Sunday, April 14, 2013

Sonnets


Sonnets!!

 I love the sonnets we’ve been reading in class. I have yet to write a successful one. My favorite has to be Sir Phillip Sidney’s Astrophil and Stella. Sidney uses the normal sonnet conventions of love and emotion to exemplify the love between the star lover and his star.

The sonnet was once the most common poetic form written in 18 lines and usually in iambic pentameter. There’s usually a problem or question (octave) and an answer or solution (sestet). There are many types of sonnets the most important ones are Petrarch or Italian, and Shakespearean Sonnets.

The Petrarch Sonnet usually follows one of these forms:

            a-b-b-a a-b-b-a c-d-e-c-d-e

a-b-b-a a-b-b-a c-d-c-c-d-c

This sonnet was invented in the 13th Century in Italy and was developed by Francesco Petrarch (1304–1374).

The Shakespearean Sonnet, I believe, is the most popular and widely used now. The form of these sonnets is usually:

            a-b-a-b c-d-c-d  e-f-e-f  g-g

Shakespeare was the best and no one could out do him so that made the sonnets big. He was one of the best playwrights and sonnet poets. Shakespeare’s sonnet collection includes 154 sonnets. Shakespeare also does not follow conventions as closely as a lot of other poets. He never clearly follows one pattern to a tee.

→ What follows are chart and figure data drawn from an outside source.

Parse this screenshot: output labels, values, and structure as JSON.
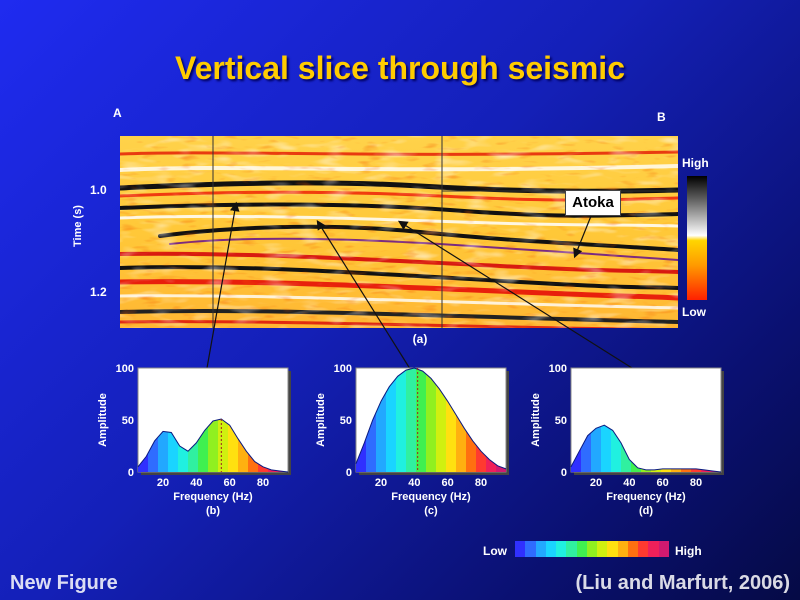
{
  "title": "Vertical slice through seismic",
  "section": {
    "left_label": "A",
    "right_label": "B",
    "ylabel": "Time  (s)",
    "y_ticks": [
      "1.0",
      "1.2"
    ],
    "caption": "(a)",
    "annotation": "Atoka",
    "colorbar_high": "High",
    "colorbar_low": "Low"
  },
  "chart_data": [
    {
      "type": "area",
      "caption": "(b)",
      "xlabel": "Frequency (Hz)",
      "ylabel": "Amplitude",
      "xlim": [
        5,
        95
      ],
      "ylim": [
        0,
        100
      ],
      "x_ticks": [
        20,
        40,
        60,
        80
      ],
      "y_ticks": [
        0,
        50,
        100
      ],
      "peak_x": 55,
      "x": [
        5,
        10,
        15,
        20,
        25,
        30,
        35,
        40,
        45,
        50,
        55,
        60,
        65,
        70,
        75,
        80,
        85,
        90,
        95
      ],
      "values": [
        5,
        15,
        30,
        39,
        38,
        25,
        20,
        28,
        40,
        49,
        51,
        45,
        32,
        20,
        10,
        5,
        2,
        1,
        0
      ]
    },
    {
      "type": "area",
      "caption": "(c)",
      "xlabel": "Frequency (Hz)",
      "ylabel": "Amplitude",
      "xlim": [
        5,
        95
      ],
      "ylim": [
        0,
        100
      ],
      "x_ticks": [
        20,
        40,
        60,
        80
      ],
      "y_ticks": [
        0,
        50,
        100
      ],
      "peak_x": 42,
      "x": [
        5,
        10,
        15,
        20,
        25,
        30,
        35,
        40,
        45,
        50,
        55,
        60,
        65,
        70,
        75,
        80,
        85,
        90,
        95
      ],
      "values": [
        8,
        28,
        50,
        68,
        82,
        92,
        98,
        100,
        97,
        90,
        80,
        68,
        55,
        42,
        30,
        20,
        12,
        6,
        3
      ]
    },
    {
      "type": "area",
      "caption": "(d)",
      "xlabel": "Frequency (Hz)",
      "ylabel": "Amplitude",
      "xlim": [
        5,
        95
      ],
      "ylim": [
        0,
        100
      ],
      "x_ticks": [
        20,
        40,
        60,
        80
      ],
      "y_ticks": [
        0,
        50,
        100
      ],
      "x": [
        5,
        10,
        15,
        20,
        25,
        30,
        35,
        40,
        45,
        50,
        55,
        60,
        65,
        70,
        75,
        80,
        85,
        90,
        95
      ],
      "values": [
        5,
        20,
        35,
        42,
        45,
        40,
        28,
        12,
        4,
        2,
        2,
        3,
        3,
        3,
        3,
        3,
        2,
        1,
        0
      ]
    }
  ],
  "spectrum_legend": {
    "low": "Low",
    "high": "High"
  },
  "footer": {
    "left": "New Figure",
    "right": "(Liu and Marfurt, 2006)"
  }
}
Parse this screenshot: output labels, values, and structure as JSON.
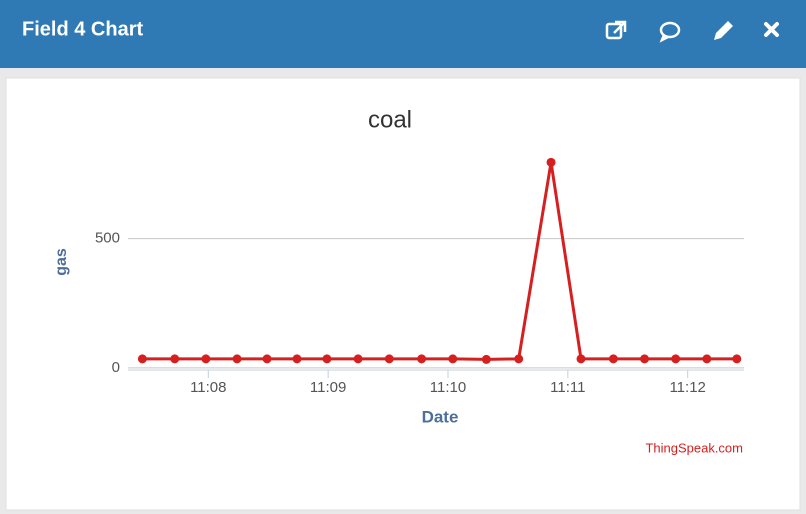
{
  "header": {
    "title": "Field 4 Chart"
  },
  "chart_data": {
    "type": "line",
    "title": "coal",
    "y_label": "gas",
    "x_label": "Date",
    "x": [
      667.45,
      667.72,
      667.98,
      668.24,
      668.49,
      668.74,
      668.99,
      669.25,
      669.51,
      669.78,
      670.04,
      670.32,
      670.59,
      670.86,
      671.11,
      671.38,
      671.64,
      671.9,
      672.16,
      672.41
    ],
    "series": [
      {
        "name": "gas",
        "color": "#d62020",
        "values": [
          35,
          35,
          35,
          35,
          35,
          35,
          35,
          35,
          35,
          35,
          35,
          33,
          35,
          795,
          35,
          35,
          35,
          35,
          35,
          35
        ]
      }
    ],
    "xlim": [
      667.33,
      672.47
    ],
    "xticks": [
      {
        "value": 668,
        "label": "11:08"
      },
      {
        "value": 669,
        "label": "11:09"
      },
      {
        "value": 670,
        "label": "11:10"
      },
      {
        "value": 671,
        "label": "11:11"
      },
      {
        "value": 672,
        "label": "11:12"
      }
    ],
    "ylim": [
      -8,
      920
    ],
    "yticks": [
      0,
      500
    ],
    "grid": true
  },
  "credit": "ThingSpeak.com"
}
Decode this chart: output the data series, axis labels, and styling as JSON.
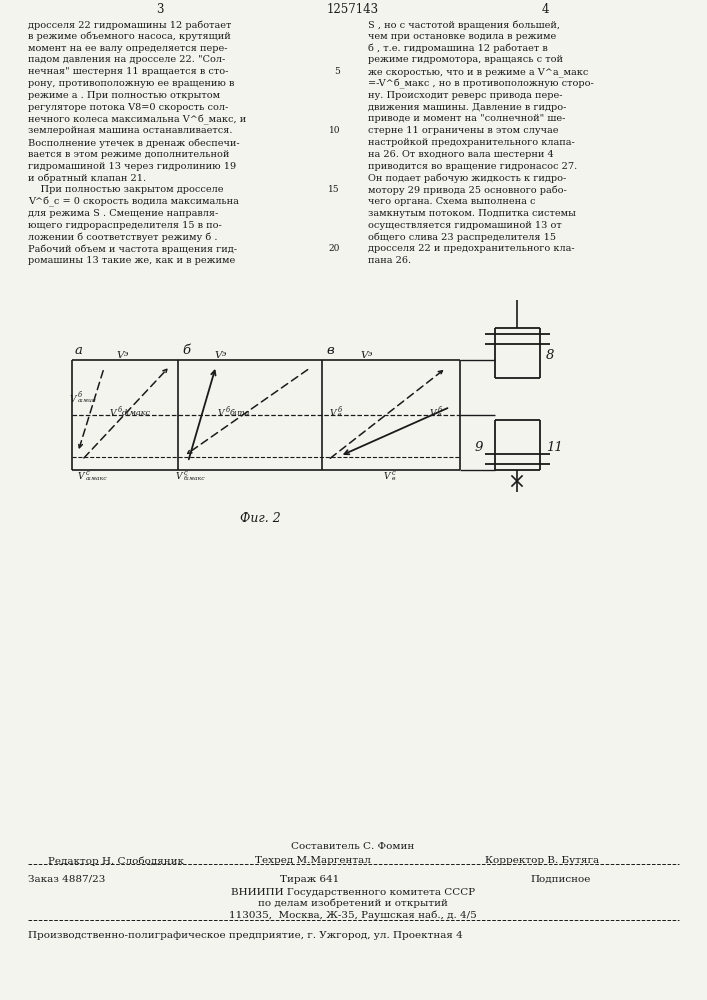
{
  "page_number_left": "3",
  "patent_number": "1257143",
  "page_number_right": "4",
  "text_col1": [
    "дросселя 22 гидромашины 12 работает",
    "в режиме объемного насоса, крутящий",
    "момент на ее валу определяется пере-",
    "падом давления на дросселе 22. \"Сол-",
    "нечная\" шестерня 11 вращается в сто-",
    "рону, противоположную ее вращению в",
    "режиме а . При полностью открытом",
    "регуляторе потока V8=0 скорость сол-",
    "нечного колеса максимальна V^б_макс, и",
    "землеройная машина останавливается.",
    "Восполнение утечек в дренаж обеспечи-",
    "вается в этом режиме дополнительной",
    "гидромашиной 13 через гидролинию 19",
    "и обратный клапан 21.",
    "    При полностью закрытом дросселе",
    "V^б_с = 0 скорость водила максимальна",
    "для режима S . Смещение направля-",
    "ющего гидрораспределителя 15 в по-",
    "ложении б соответствует режиму б .",
    "Рабочий объем и частота вращения гид-",
    "ромашины 13 такие же, как и в режиме"
  ],
  "text_col2": [
    "S , но с частотой вращения большей,",
    "чем при остановке водила в режиме",
    "б , т.е. гидромашина 12 работает в",
    "режиме гидромотора, вращаясь с той",
    "же скоростью, что и в режиме а V^а_макс",
    "=-V^б_макс , но в противоположную сторо-",
    "ну. Происходит реверс привода пере-",
    "движения машины. Давление в гидро-",
    "приводе и момент на \"солнечной\" ше-",
    "стерне 11 ограничены в этом случае",
    "настройкой предохранительного клапа-",
    "на 26. От входного вала шестерни 4",
    "приводится во вращение гидронасос 27.",
    "Он подает рабочую жидкость к гидро-",
    "мотору 29 привода 25 основного рабо-",
    "чего органа. Схема выполнена с",
    "замкнутым потоком. Подпитка системы",
    "осуществляется гидромашиной 13 от",
    "общего слива 23 распределителя 15",
    "дросселя 22 и предохранительного кла-",
    "пана 26."
  ],
  "fig_caption": "Фиг. 2",
  "footer_composer": "Составитель С. Фомин",
  "footer_editor": "Редактор Н. Слободяник",
  "footer_techred": "Техред М.Маргентал",
  "footer_corrector": "Корректор В. Бутяга",
  "footer_order": "Заказ 4887/23",
  "footer_tirazh": "Тираж 641",
  "footer_podpisnoe": "Подписное",
  "footer_vnipi": "ВНИИПИ Государственного комитета СССР",
  "footer_vnipi2": "по делам изобретений и открытий",
  "footer_address": "113035,  Москва, Ж-35, Раушская наб., д. 4/5",
  "footer_plant": "Производственно-полиграфическое предприятие, г. Ужгород, ул. Проектная 4",
  "bg_color": "#f4f4ef"
}
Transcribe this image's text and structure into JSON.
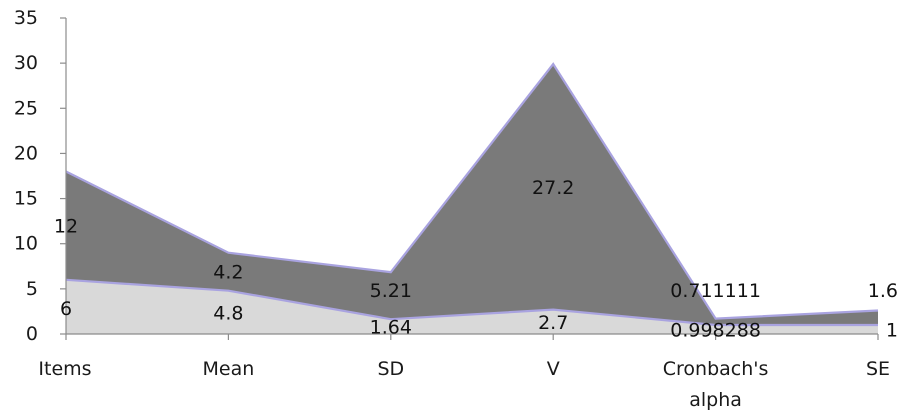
{
  "chart_data": {
    "type": "area",
    "stacked": true,
    "categories": [
      "Items",
      "Mean",
      "SD",
      "V",
      "Cronbach's alpha",
      "SE"
    ],
    "category_label_lines": [
      [
        "Items"
      ],
      [
        "Mean"
      ],
      [
        "SD"
      ],
      [
        "V"
      ],
      [
        "Cronbach's",
        "alpha"
      ],
      [
        "SE"
      ]
    ],
    "series": [
      {
        "values": [
          6,
          4.8,
          1.64,
          2.7,
          0.998288,
          1
        ],
        "color": "#d9d9d9"
      },
      {
        "values": [
          12,
          4.2,
          5.21,
          27.2,
          0.711111,
          1.6
        ],
        "color": "#7a7a7a"
      }
    ],
    "ylim": [
      0,
      35
    ],
    "yticks": [
      0,
      5,
      10,
      15,
      20,
      25,
      30,
      35
    ],
    "grid": false,
    "legend": "none",
    "outline_color": "#a9a3e0"
  }
}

Shakespeare also turns convention on its head when the focus of his sonnets is sometimes a young man.

One of my favorite sonnets is Shakespeare’s Sonnet 1:

From fairest creatures we desire increase,

 That thereby beauty's rose might never die,

 But as the riper should by time decease,

 His tender heir might bear his memory:

 But thou contracted to thine own bright eyes,

 Feed'st thy light's flame with self-substantial fuel,

 Making a famine where abundance lies,

 Thy self thy foe, to thy sweet self too cruel:

 Thou that art now the world's fresh ornament,

 And only herald to the gaudy spring,

 Within thine own bud buriest thy content,

 And, tender churl, mak'st waste in niggarding:

 Pity the world, or else this glutton be,

 To eat the world's due, by the grave and thee.

            In this sonnet he speaks about that you create your own hell even when there should not be one. He follows conventions here and form but it isn’t clearly about love. One could argue it could be about a lot of people who are making their own life harder.